Keeping Billups means that the core of your team will remain intact with the always important point guard position filled by a man with great experience and talent. The injuries and his age are a concern, but Billups can still play well enough to be an asset to the Knicks going forward.
What's more, his contract would be a valuable trade chip should the Knicks decide to go that route at some point before next year's trade deadline. As painful as it is to enter another offseason with the team in building mode, no decision about Billups can be made without consideration of what the team can turn him into should that option present itself.
As the team is in a building mode, there was a case to be made for taking the $10.5 million in savings that would have come from letting Billups walk away.
That money could have been used to acquire a couple of players who can play alongside Carmelo Anthony and Amar'e Stoudemire and it would have continued the trend of cap flexibility that has been the hallmark of every move Walsh has made since taking over for Isiah Thomas.
The lack of certainty about the salary cap complicates both decisions.

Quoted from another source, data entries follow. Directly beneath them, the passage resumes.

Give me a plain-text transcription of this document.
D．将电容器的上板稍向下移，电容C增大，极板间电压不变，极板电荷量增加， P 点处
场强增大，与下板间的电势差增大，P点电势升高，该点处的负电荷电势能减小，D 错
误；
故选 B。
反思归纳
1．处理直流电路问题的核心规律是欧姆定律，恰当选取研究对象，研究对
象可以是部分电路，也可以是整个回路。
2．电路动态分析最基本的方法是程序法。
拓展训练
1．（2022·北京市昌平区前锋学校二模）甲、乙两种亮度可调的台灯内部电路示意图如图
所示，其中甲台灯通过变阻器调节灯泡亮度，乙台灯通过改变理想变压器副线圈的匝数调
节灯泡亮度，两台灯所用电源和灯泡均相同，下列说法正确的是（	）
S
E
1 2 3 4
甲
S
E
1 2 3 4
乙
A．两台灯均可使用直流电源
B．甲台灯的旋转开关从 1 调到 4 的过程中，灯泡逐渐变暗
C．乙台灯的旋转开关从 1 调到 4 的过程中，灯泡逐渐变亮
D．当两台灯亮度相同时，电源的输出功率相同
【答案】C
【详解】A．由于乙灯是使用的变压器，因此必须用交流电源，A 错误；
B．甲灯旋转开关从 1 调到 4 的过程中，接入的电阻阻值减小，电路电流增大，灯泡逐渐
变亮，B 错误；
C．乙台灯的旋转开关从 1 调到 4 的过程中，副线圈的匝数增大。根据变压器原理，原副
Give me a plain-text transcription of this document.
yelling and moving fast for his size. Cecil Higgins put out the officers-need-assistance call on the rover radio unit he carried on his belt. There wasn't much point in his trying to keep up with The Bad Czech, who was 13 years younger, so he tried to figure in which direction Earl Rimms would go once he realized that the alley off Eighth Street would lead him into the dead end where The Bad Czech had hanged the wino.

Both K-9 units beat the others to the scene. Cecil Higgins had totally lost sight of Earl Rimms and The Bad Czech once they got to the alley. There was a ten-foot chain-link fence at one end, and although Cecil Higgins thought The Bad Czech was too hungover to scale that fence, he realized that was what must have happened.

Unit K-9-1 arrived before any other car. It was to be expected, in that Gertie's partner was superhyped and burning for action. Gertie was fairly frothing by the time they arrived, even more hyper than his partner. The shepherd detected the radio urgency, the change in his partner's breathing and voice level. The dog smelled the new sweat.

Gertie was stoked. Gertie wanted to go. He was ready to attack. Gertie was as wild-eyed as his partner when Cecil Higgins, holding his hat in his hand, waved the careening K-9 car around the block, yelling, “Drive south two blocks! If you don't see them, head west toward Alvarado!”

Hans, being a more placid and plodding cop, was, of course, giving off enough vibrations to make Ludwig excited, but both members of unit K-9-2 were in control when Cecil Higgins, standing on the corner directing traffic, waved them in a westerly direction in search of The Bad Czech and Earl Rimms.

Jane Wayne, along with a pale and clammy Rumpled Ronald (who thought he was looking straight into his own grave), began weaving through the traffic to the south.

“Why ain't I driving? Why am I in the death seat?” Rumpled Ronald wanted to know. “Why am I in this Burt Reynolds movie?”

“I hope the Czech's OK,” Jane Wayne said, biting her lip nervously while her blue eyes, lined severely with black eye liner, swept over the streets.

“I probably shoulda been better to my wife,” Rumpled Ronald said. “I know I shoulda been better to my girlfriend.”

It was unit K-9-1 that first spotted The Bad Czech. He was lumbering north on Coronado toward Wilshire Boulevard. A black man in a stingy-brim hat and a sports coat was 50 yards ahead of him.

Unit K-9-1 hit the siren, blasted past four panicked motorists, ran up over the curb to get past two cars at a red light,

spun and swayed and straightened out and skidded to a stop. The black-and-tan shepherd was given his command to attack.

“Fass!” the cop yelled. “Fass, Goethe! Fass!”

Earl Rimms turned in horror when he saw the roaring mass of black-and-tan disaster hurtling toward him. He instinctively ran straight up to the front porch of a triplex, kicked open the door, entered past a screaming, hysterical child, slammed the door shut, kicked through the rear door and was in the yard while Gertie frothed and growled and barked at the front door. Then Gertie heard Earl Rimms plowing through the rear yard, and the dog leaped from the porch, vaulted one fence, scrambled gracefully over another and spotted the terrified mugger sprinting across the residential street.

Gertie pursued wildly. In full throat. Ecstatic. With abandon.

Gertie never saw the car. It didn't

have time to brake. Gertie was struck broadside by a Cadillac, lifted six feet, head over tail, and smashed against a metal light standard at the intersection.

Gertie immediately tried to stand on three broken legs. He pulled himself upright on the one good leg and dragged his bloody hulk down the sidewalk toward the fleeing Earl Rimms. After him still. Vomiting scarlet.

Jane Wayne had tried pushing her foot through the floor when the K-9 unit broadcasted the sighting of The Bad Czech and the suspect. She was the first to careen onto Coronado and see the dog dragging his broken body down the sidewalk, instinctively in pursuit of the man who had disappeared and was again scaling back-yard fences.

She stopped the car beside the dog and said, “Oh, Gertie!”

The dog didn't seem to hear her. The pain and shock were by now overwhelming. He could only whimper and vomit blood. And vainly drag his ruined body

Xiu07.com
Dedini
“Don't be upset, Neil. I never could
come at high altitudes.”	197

Keeping Billups means the Knicks would be at or near the cap under almost any circumstance, but if the NBA goes through with its threats to severely diminish the cap losing Billups might not have actually accomplished all that much in terms of space for additions.
Ultimately, the decision comes down to sticking with the sure thing as the league enters a summer of total uncertainty. If the Knicks knew they would have tons of money to spend on appealing free agents, they might well have let Billups find employment elsewhere.
That makes little sense when there's a weak free agent class and it makes even less when you don't even know what rules will be in place when you can go shopping. Expiring contracts are almost certainly still going to be desirable, though, and that's something Billups brings to the table.
Sometimes you gotta go with the devil you know, especially when said devil is an asset both on and off the court.